Dischargeable debt generally refers to any unsecured debt such as credit cards and medical bills. In some cases, past due taxes may be discharged as well. You cannot discharge student loans absent a strong showing of extreme financial hardship. Court fines and penalties are not dischargeable. Personal injury judgments against you may be discharged if the judgment did not involve fraud or intoxicated driving. You can discharge most other civil judgments unless they involved malicious conduct. Regarding secured loans, you may have the option of paying the market value of the secured item, returning the collateral, or continue making monthly payments pursuant to any written agreement.
Filing a Chapter 13
Sole proprietorships and small business owners who are not incorporated as well as individual debtors may choose to file under Chapter 13, or you may have this as your only other option if your income is above your jurisdiction’s median income and you fail to pass the means test. You may choose this option if you wish to repay your creditors and are able to do so within a 3 or 5 year period.
A Chapter 13 is a reorganization of debts, similar to a Chapter 11 except on a smaller and less complicated scale. Under this chapter, you are required to repay your creditors, which may be at a reduced amount.

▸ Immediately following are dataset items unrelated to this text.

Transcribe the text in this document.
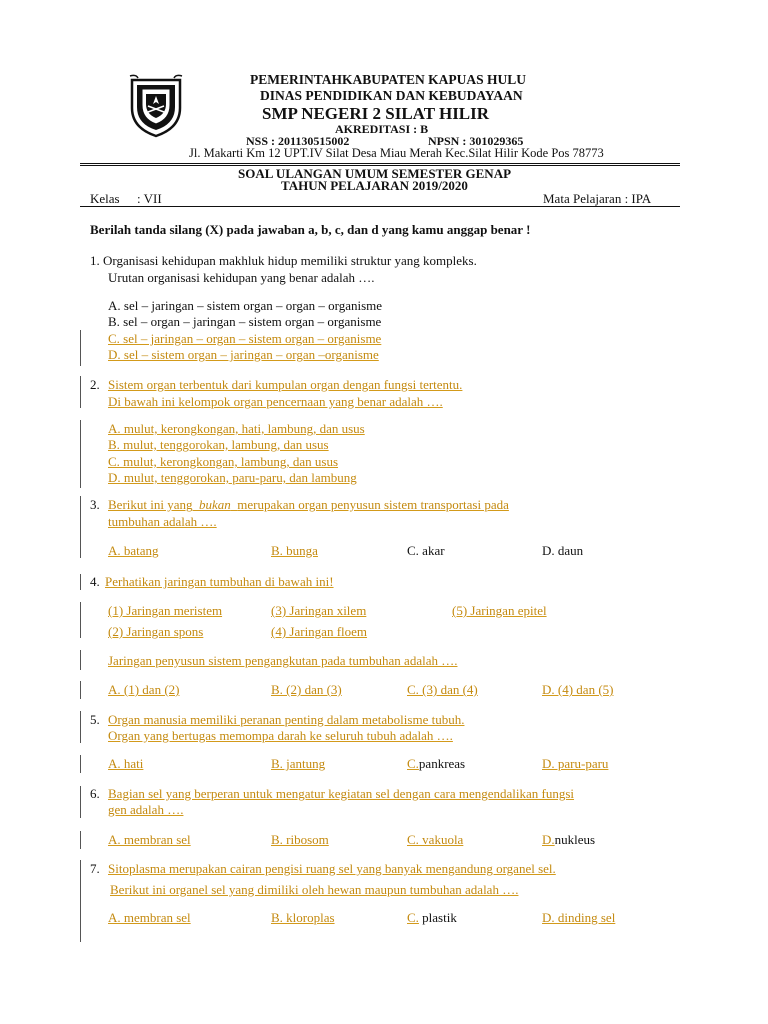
PEMERINTAHKABUPATEN KAPUAS HULU
DINAS PENDIDIKAN DAN KEBUDAYAAN
SMP NEGERI 2 SILAT HILIR
AKREDITASI : B
NSS : 201130515002	NPSN : 301029365
Jl. Makarti Km 12 UPT.IV Silat Desa Miau Merah Kec.Silat Hilir Kode Pos 78773
SOAL ULANGAN UMUM SEMESTER GENAP
TAHUN PELAJARAN 2019/2020
Kelas : VII	Mata Pelajaran : IPA
Berilah tanda silang (X) pada jawaban a, b, c, dan d yang kamu anggap benar !
1. Organisasi kehidupan makhluk hidup memiliki struktur yang kompleks.
Urutan organisasi kehidupan yang benar adalah ….
A. sel – jaringan – sistem organ – organ – organisme
B. sel – organ – jaringan – sistem organ – organisme
C. sel – jaringan – organ – sistem organ – organisme
D. sel – sistem organ – jaringan – organ –organisme
2. Sistem organ terbentuk dari kumpulan organ dengan fungsi tertentu.
Di bawah ini kelompok organ pencernaan yang benar adalah ….
A. mulut, kerongkongan, hati, lambung, dan usus
B. mulut, tenggorokan, lambung, dan usus
C. mulut, kerongkongan, lambung, dan usus
D. mulut, tenggorokan, paru-paru, dan lambung
3. Berikut ini yang bukan merupakan organ penyusun sistem transportasi pada
tumbuhan adalah ….
A. batang	B. bunga	C. akar	D. daun
4. Perhatikan jaringan tumbuhan di bawah ini!
(1) Jaringan meristem	(3) Jaringan xilem	(5) Jaringan epitel
(2) Jaringan spons	(4) Jaringan floem
Jaringan penyusun sistem pengangkutan pada tumbuhan adalah ….
A. (1) dan (2)	B. (2) dan (3)	C. (3) dan (4)	D. (4) dan (5)
5. Organ manusia memiliki peranan penting dalam metabolisme tubuh.
Organ yang bertugas memompa darah ke seluruh tubuh adalah ….
A. hati	B. jantung	C.pankreas	D. paru-paru
6. Bagian sel yang berperan untuk mengatur kegiatan sel dengan cara mengendalikan fungsi
gen adalah ….
A. membran sel	B. ribosom	C. vakuola	D.nukleus
7. Sitoplasma merupakan cairan pengisi ruang sel yang banyak mengandung organel sel.
Berikut ini organel sel yang dimiliki oleh hewan maupun tumbuhan adalah ….
A. membran sel	B. kloroplas	C. plastik	D. dinding sel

Continue Operating Your Business
If your small business is in financial trouble, a Chapter 13 allows you to continue operating. You may be able to renegotiate certain contracts or leases to gain more favorable terms. For creditors, they can be assured that their debts will be repaid at some time.
Debts are repaid according to their priority. Secured debts, child support payments, most taxes, court fines and restitution and mortgage payments are priority and are paid first. Non-priority debt includes credit card debt, personal loans and medical bills and are last to be paid, if at all.
Regarding your secured creditors, you may be able to surrender the collateral secured by the loan or the creditor can accept the terms of the repayment plan, which generally means repayment of the entire debt over 3 or 5 years.
Keep Valuable Nonexempt Property
When you file for bankruptcy, you are required to list your claimed exempt assets and property. Exempt property generally has a limit on its value; any amount that exceeds it is not exempt and is subject to being seized by the Trustee and sold. Under Chapter 13, you can keep your valuable nonexempt property, including non-homestead real property and other valuable personal property.
Under Chapter 13, you must continue to make your monthly mortgage payments but if your arrearages can be paid over the life of your repayment plan, then you can prevent the foreclosure of your home.
Discharge Second or Third Mortgages
You may also be able to discharge any junior mortgages. If your first mortgage is fully secured by the value of your home, then at the expiration of your repayment plan, any second or third mortgages will be considered unsecured debt and will be discharged.
Less Effect on Credit Rating
Also, filing a Chapter 13 has less adverse or long-term consequences on your credit rating. If you fulfill the terms of the repayment plan, the credit reporting agencies will take this into account when determining your credit score.
Carefully weigh the benefits of each chapter and consider talking to a bankruptcy attorney before you file. In many cases, a bankruptcy may be your best option for restoring financial sanity to your life.